Adquira a prática de fazer perguntas ponderadas à sua amiga, bem como validar a sua frustração, raiva e preocupação. Por exemplo, se a sua amiga se queixa: “A Tamara não pára de mentir sobre os trabalhos de casa e sobre onde esteve toda a tarde. Estou tão farta disto e não sei o que fazer, o que achas?”, pode responder à exasperação dela com o seu desgosto, ou pode dizer: “Isto é muito difícil, sei que estás preocupada. Deve ser assustador não saber onde ela está”, e depois ouvir.

Veja o rumo da conversa e acrescente: “Pergunto-me o que terá funcionado no passado para chegar a ela.” Pode indicar onde é que um limite pode ser útil, mas acho que o seu conselho não vai resultar. Continue a orientá-la no sentido de procurar ajuda profissional.

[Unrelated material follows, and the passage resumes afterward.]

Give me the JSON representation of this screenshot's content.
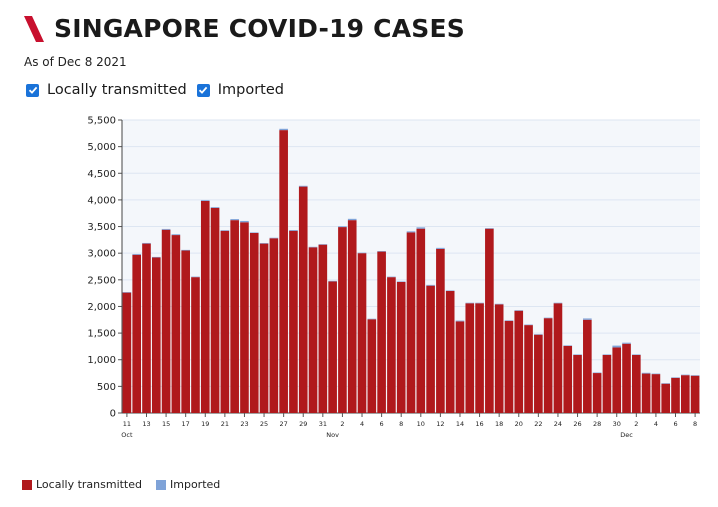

Finalmente, se estiver por perto, ofereça ajuda concreta. Leve o adolescente mais velho e mais calmo a jantar fora e mantenha a conversa leve. Ofereça-se para sair com os dois adolescentes e dar um descanso à mãe. Envie mensagens de texto aos adolescentes ou ofereça à mãe a possibilidade de a visitar com os filhos. Seja apenas uma amiga e não uma terapeuta de poltrona. Encontre o seu caminho e mantenha-se compassiva; esta família precisa de encontrar o seu caminho por si própria. Boa sorte.